BÖLÜM9🌼YAS

110 13 0
                                    

...
Adam ağlayarak yere çökerken anlatmaya başlıyor. "Diğerlerinin bir suçu yok efendim. Bölgemizdeki dört kişi bu rezaletten sorumluyuz."

"Diğer iki kişi kim?" Diye soruyorum gözlerimi üzerinden ayırmadan.

Adamın söylediği diğer isimlerde kaçmayı başaramadan getiriliyor gardiyanların arasından.

"Neden yaptığınızı anlat."

Emrime uyuyor. "Zevk için." Diyor ağlayarak. "İnsani zevklerimizin esiri olduk. Susturabildiğimiz bir kaç itirafçı oldu. Ama çoğu çözümü intiharda buldu."

"Toplu intiharlarında sebebi sizdiniz yani?" sinirle homurdanıyor Seçil. "İdam talep ediyorum." Diye hınçla çınlıyor sesi salonda. Birkaç saniyenin ardından birçok itirafçınında sesleri yankılanıyor aynı kelimeyle.

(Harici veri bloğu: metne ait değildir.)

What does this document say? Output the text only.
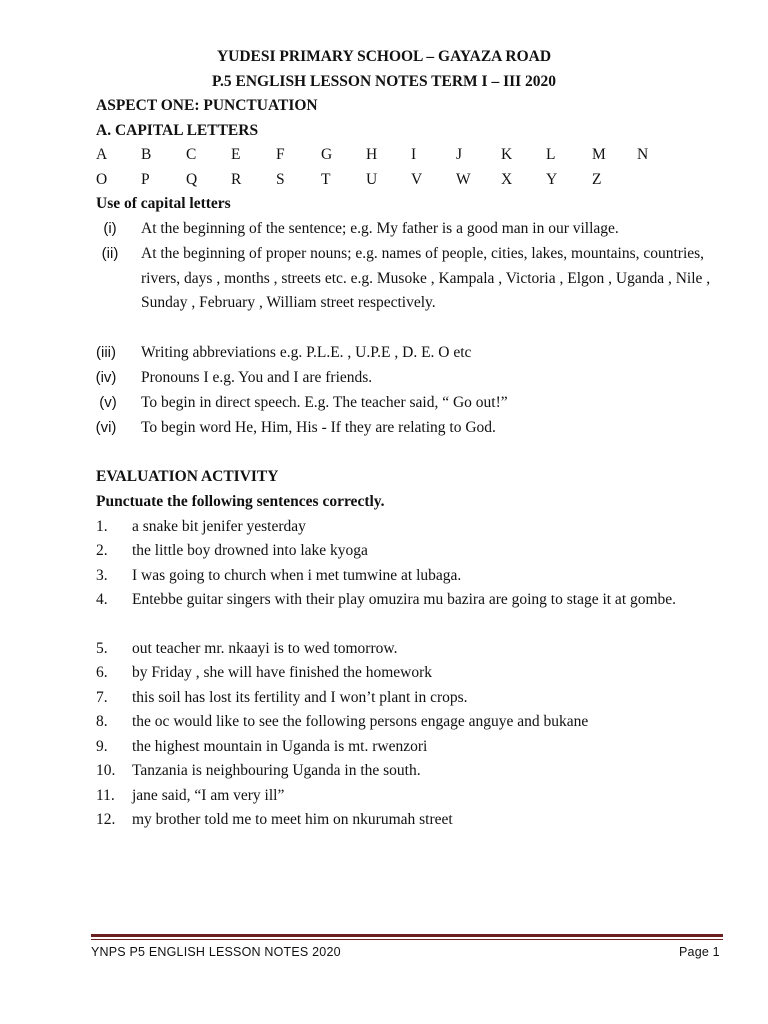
YUDESI PRIMARY SCHOOL – GAYAZA ROAD
P.5 ENGLISH LESSON NOTES TERM I – III 2020
ASPECT ONE: PUNCTUATION
A. CAPITAL LETTERS
A B C E F G H I	J	K L M N
O P Q R S T U V W X Y Z
Use of capital letters
(i)	At the beginning of the sentence; e.g. My father is a good man in our village.
(ii)	At the beginning of proper nouns; e.g. names of people, cities, lakes, mountains, countries, rivers, days , months , streets etc. e.g. Musoke , Kampala , Victoria , Elgon , Uganda , Nile , Sunday , February , William street respectively.
(iii)	Writing abbreviations e.g. P.L.E. , U.P.E , D. E. O etc
(iv)	Pronouns I e.g. You and I are friends.
(v)	To begin in direct speech. E.g. The teacher said, “ Go out!”
(vi)	To begin word He, Him, His - If they are relating to God.
EVALUATION ACTIVITY
Punctuate the following sentences correctly.
1. a snake bit jenifer yesterday
2. the little boy drowned into lake kyoga
3. I was going to church when i met tumwine at lubaga.
4. Entebbe guitar singers with their play omuzira mu bazira are going to stage it at gombe.
5. out teacher mr. nkaayi is to wed tomorrow.
6. by Friday , she will have finished the homework
7. this soil has lost its fertility and I won’t plant in crops.
8. the oc would like to see the following persons engage anguye and bukane
9. the highest mountain in Uganda is mt. rwenzori
10. Tanzania is neighbouring Uganda in the south.
11. jane said, “I am very ill”
12. my brother told me to meet him on nkurumah street
YNPS P5 ENGLISH LESSON NOTES 2020	Page 1
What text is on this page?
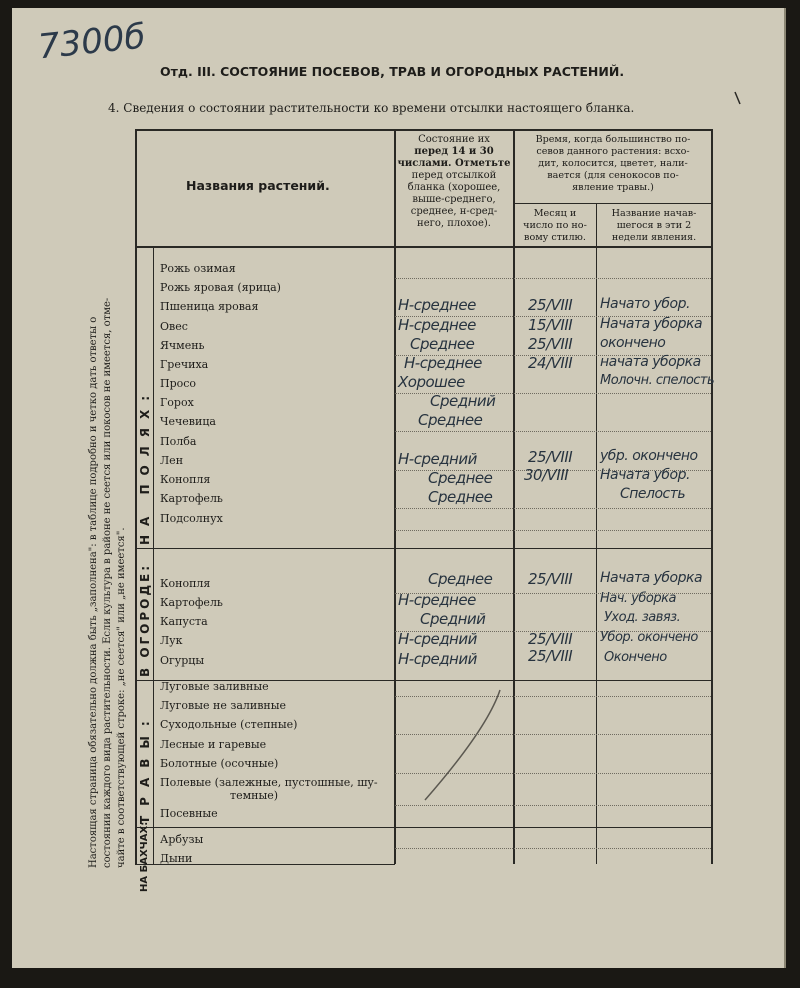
7300б
Отд. III. СОСТОЯНИЕ ПОСЕВОВ, ТРАВ И ОГОРОДНЫХ РАСТЕНИЙ.
4. Сведения о состоянии растительности ко времени отсылки настоящего бланка.
Настоящая страница обязательно должна быть „заполнена": в таблице подробно и четко дать ответы о состоянии каждого вида растительности. Если культура в районе не сеется или покосов не имеется, отме- чайте в соответствующей строке: „не сеется" или „не имеется".
Названия растений.
Состояние их
перед 14 и 30
числами. Отметьте
перед отсылкой
бланка (хорошее,
выше-среднего,
среднее, н-сред-
него, плохое).
Время, когда большинство по-
севов данного растения: всхо-
дит, колосится, цветет, нали-
вается (для сенокосов по-
явление травы.)
Месяц и
число по но-
вому стилю.
Название начав-
шегося в эти 2
недели явления.
НА ПОЛЯХ:
В ОГОРОДЕ:
ТРАВЫ:
НА БАХЧАХ:
Рожь озимая
Рожь яровая (ярица)
Пшеница яровая
Овес
Ячмень
Гречиха
Просо
Горох
Чечевица
Полба
Лен
Конопля
Картофель
Подсолнух
Конопля
Картофель
Капуста
Лук
Огурцы
Луговые заливные
Луговые не заливные
Суходольные (степные)
Лесные и гаревые
Болотные (осочные)
Полевые (залежные, пустошные, шу-
темные)
Посевные
Арбузы
Дыни
Н-среднее
Н-среднее
Среднее
Н-среднее
Хорошее
Средний
Среднее
Н-средний
Среднее
Среднее
Среднее
Н-среднее
Средний
Н-средний
Н-средний
25/VIII
15/VIII
25/VIII
24/VIII
25/VIII
30/VIII
25/VIII
25/VIII
25/VIII
Начато убор.
Начата уборка
окончено
начата уборка
Молочн. спелость
убр. окончено
Начата убор.
Спелость
Начата уборка
Нач. уборка
Уход. завяз.
Убор. окончено
Окончено
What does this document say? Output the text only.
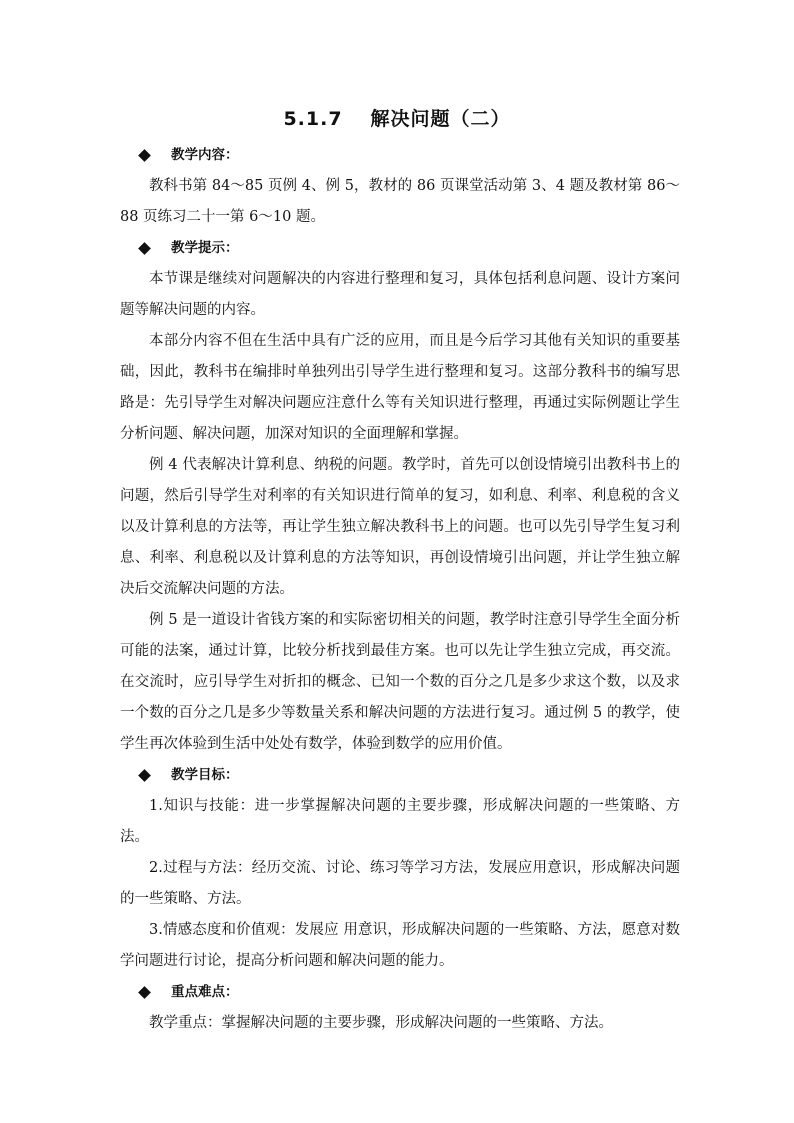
5.1.7 解决问题（二）
教学内容：

教科书第 84～85 页例 4、例 5，教材的 86 页课堂活动第 3、4 题及教材第 86～88 页练习二十一第 6～10 题。

教学提示：

本节课是继续对问题解决的内容进行整理和复习，具体包括利息问题、设计方案问题等解决问题的内容。

本部分内容不但在生活中具有广泛的应用，而且是今后学习其他有关知识的重要基础，因此，教科书在编排时单独列出引导学生进行整理和复习。这部分教科书的编写思路是：先引导学生对解决问题应注意什么等有关知识进行整理，再通过实际例题让学生分析问题、解决问题，加深对知识的全面理解和掌握。

例 4 代表解决计算利息、纳税的问题。教学时，首先可以创设情境引出教科书上的问题，然后引导学生对利率的有关知识进行简单的复习，如利息、利率、利息税的含义以及计算利息的方法等，再让学生独立解决教科书上的问题。也可以先引导学生复习利息、利率、利息税以及计算利息的方法等知识，再创设情境引出问题，并让学生独立解决后交流解决问题的方法。

例 5 是一道设计省钱方案的和实际密切相关的问题，教学时注意引导学生全面分析可能的法案，通过计算，比较分析找到最佳方案。也可以先让学生独立完成，再交流。在交流时，应引导学生对折扣的概念、已知一个数的百分之几是多少求这个数，以及求一个数的百分之几是多少等数量关系和解决问题的方法进行复习。通过例 5 的教学，使学生再次体验到生活中处处有数学，体验到数学的应用价值。

教学目标：

1.知识与技能：进一步掌握解决问题的主要步骤，形成解决问题的一些策略、方法。

2.过程与方法：经历交流、讨论、练习等学习方法，发展应用意识，形成解决问题的一些策略、方法。

3.情感态度和价值观：发展应 用意识，形成解决问题的一些策略、方法，愿意对数学问题进行讨论，提高分析问题和解决问题的能力。

重点难点：

教学重点：掌握解决问题的主要步骤，形成解决问题的一些策略、方法。
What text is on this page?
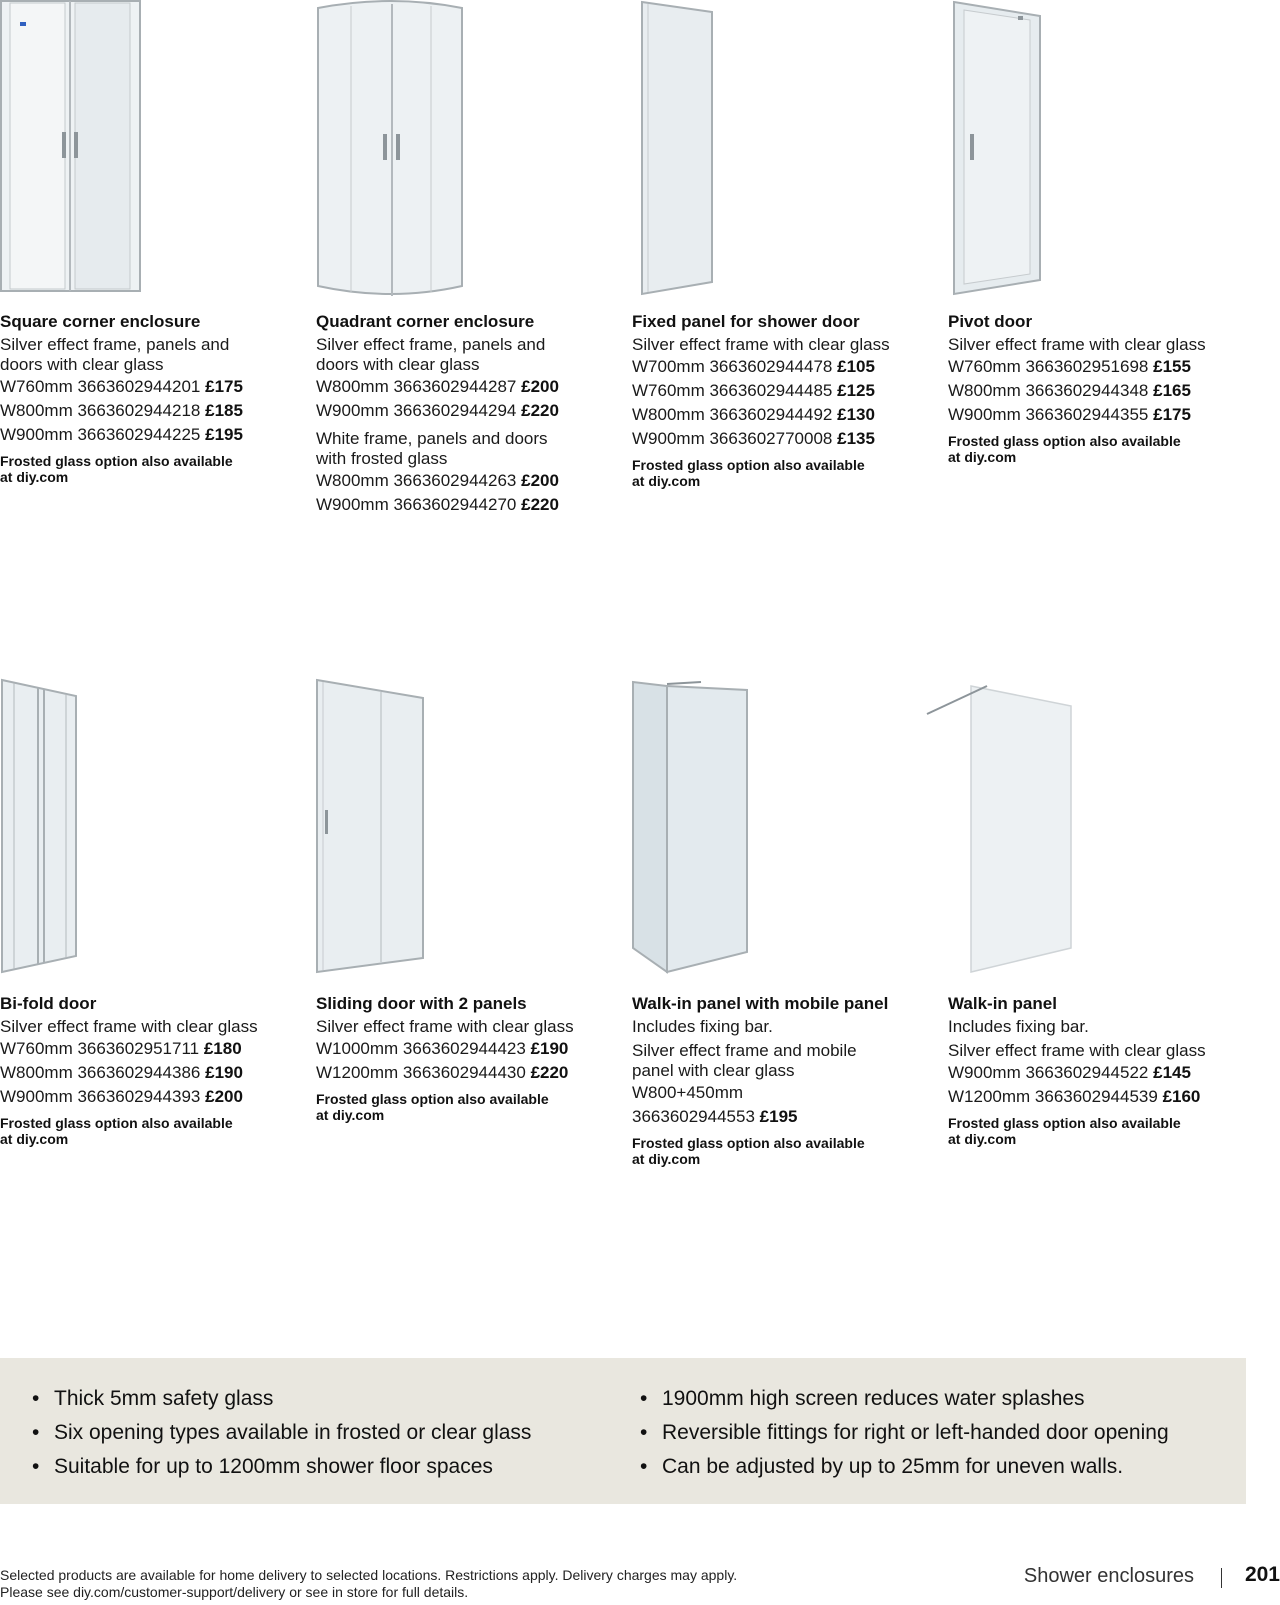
Square corner enclosure
Silver effect frame, panels and
doors with clear glass
W760mm 3663602944201 £175
W800mm 3663602944218 £185
W900mm 3663602944225 £195
Frosted glass option also available
at diy.com
Quadrant corner enclosure
Silver effect frame, panels and
doors with clear glass
W800mm 3663602944287 £200
W900mm 3663602944294 £220
White frame, panels and doors
with frosted glass
W800mm 3663602944263 £200
W900mm 3663602944270 £220
Fixed panel for shower door
Silver effect frame with clear glass
W700mm 3663602944478 £105
W760mm 3663602944485 £125
W800mm 3663602944492 £130
W900mm 3663602770008 £135
Frosted glass option also available
at diy.com
Pivot door
Silver effect frame with clear glass
W760mm 3663602951698 £155
W800mm 3663602944348 £165
W900mm 3663602944355 £175
Frosted glass option also available
at diy.com
Bi-fold door
Silver effect frame with clear glass
W760mm 3663602951711 £180
W800mm 3663602944386 £190
W900mm 3663602944393 £200
Frosted glass option also available
at diy.com
Sliding door with 2 panels
Silver effect frame with clear glass
W1000mm 3663602944423 £190
W1200mm 3663602944430 £220
Frosted glass option also available
at diy.com
Walk-in panel with mobile panel
Includes fixing bar.
Silver effect frame and mobile
panel with clear glass
W800+450mm
3663602944553 £195
Frosted glass option also available
at diy.com
Walk-in panel
Includes fixing bar.
Silver effect frame with clear glass
W900mm 3663602944522 £145
W1200mm 3663602944539 £160
Frosted glass option also available
at diy.com
• Thick 5mm safety glass
• Six opening types available in frosted or clear glass
• Suitable for up to 1200mm shower floor spaces
• 1900mm high screen reduces water splashes
• Reversible fittings for right or left-handed door opening
• Can be adjusted by up to 25mm for uneven walls.
Selected products are available for home delivery to selected locations. Restrictions apply. Delivery charges may apply.
Please see diy.com/customer-support/delivery or see in store for full details.
Shower enclosures 201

Hırslı bir soluğun ardından devreye giriyorum yine. "Başka işlediğiniz, sebebi olduğunuz bir suç var mı?" diye soruyorum tüm dikkatimle. Etkiyi üzerinden kaldırmaya niyetim yok.

"Hayır. Yok efendim." ağlamaya başlıyor tekrar. "Efendim! Yaptıklarım için özürlerimi sunuyorum! Her cezaya razıyım! Çocuklarım daha çok küçükler. Rezilliklerimi bilmesinler. İşte o zaman yaşayamam." sesi cılızlaşırken bir gram bile acıma duygusu beslemiyorum. 

Madem çocuklarını bu kadar çok seviyordun, neden böyle hayvanca şeyler yaptın?! Alacağın ceza umurunda bile değil ama çocuklarının bilmesinden korkuyorsun. Senin için en büyük ceza bu olmalı işte!

"Aslına bakarsan..." diye araya giriyor Mihrigül. "Çocuklarının bilmiş olması senin için en büyük ceza olacak. Zindanlarda çürüdüğün her haftanın bir günü çocuklarınla yüzleşeceksin. Babalarının itirafçı tarihinin en büyük rezilliğine sebep olduğunu bilerek senden nefret edecekler." platformun basamaklarından inerken devam ediyor konuşmaya. "İkiz gezginlerin vardı değil mi?" adamın baş sallamayla onaylamasını umursamıyor. "Onların eğitimiyle bizzat ben ilgileneceğim. Senden nefret ederek büyümelerini sağlayacağım. Senin gibi rezil insanları adalete teslim eden cesur gardiyanlarımız olacaklar."

Adam ağlayarak ayaklarıma kapandığında gariplik o anda hissedilir hale geliyor. "Efendim! lütfen izin vermeyin buna! Çocuklarımın benden nefret etmesine dayanamam!" uğultular her bir yanı sararken öylece durup sakin kalmaya çalışıyorum.

Eğer acilen bir çözüm bulamazsam ifşa olacaktım!

Mihrigül yanımıza geldiğinde şaşkın bir ifadeyle "Ne demek bu?" diye soruyor. omuz silkmekle yetiniyorum.

kalabalıktan bir itirafçının sözleri tüm uğultuyu susturmayı başarıyor. "Ana itirafçımızın itibarını yok etmeye çalışıyorsun! Yoksa onun yerine mi geçmeye çalışıyorsun çaylak?!"

Keskin bir baş sallamayla "Hayır!" diyorum. Ardından sözlerim sadece Mihrigül'ün duyacağı şekilde fısıltıya dönüşüyor. "Öyle bir niyetim olmuş olsa çok farklı eylemlerde bulunurdum. hakkımı almaya girişmek gibi bir eylem mesela."

Sözlerimi duyduğu an ben olduğumu anlıyor. Büyük bir kumar oynuyorum. Akıbetimi tamamen Mihrigül'e bırakıyorum. Ya beni ifşa edecekti ya da oyunuma o da katılacaktı. 

Sessizliği her geçen dakika artarken salondaki uğultular da giderek artıyor. Seçil'in yüzüne kısa bir bakış atıyorum. Gözleri telaşlı. Ama aynı zamanda bana içinden sayıştırdığına da eminim.

"Cezasını verin efendim!" diyor itirafçılardan biri. "Sizin yerinize göz dikmek gibi bir hakkı yok." içimdeki telaş giderek artarken sakinliğimi korumaya çalışıyorum. Kalabalığa karşılık vermek gibi bir niyetim yok. Karşılık vererek kendimi savunmayı denersem karmaşayı daha da büyütecektim. Sessiz kalmayı tercih ediyorum bende. Kurbanlık koyun modunda.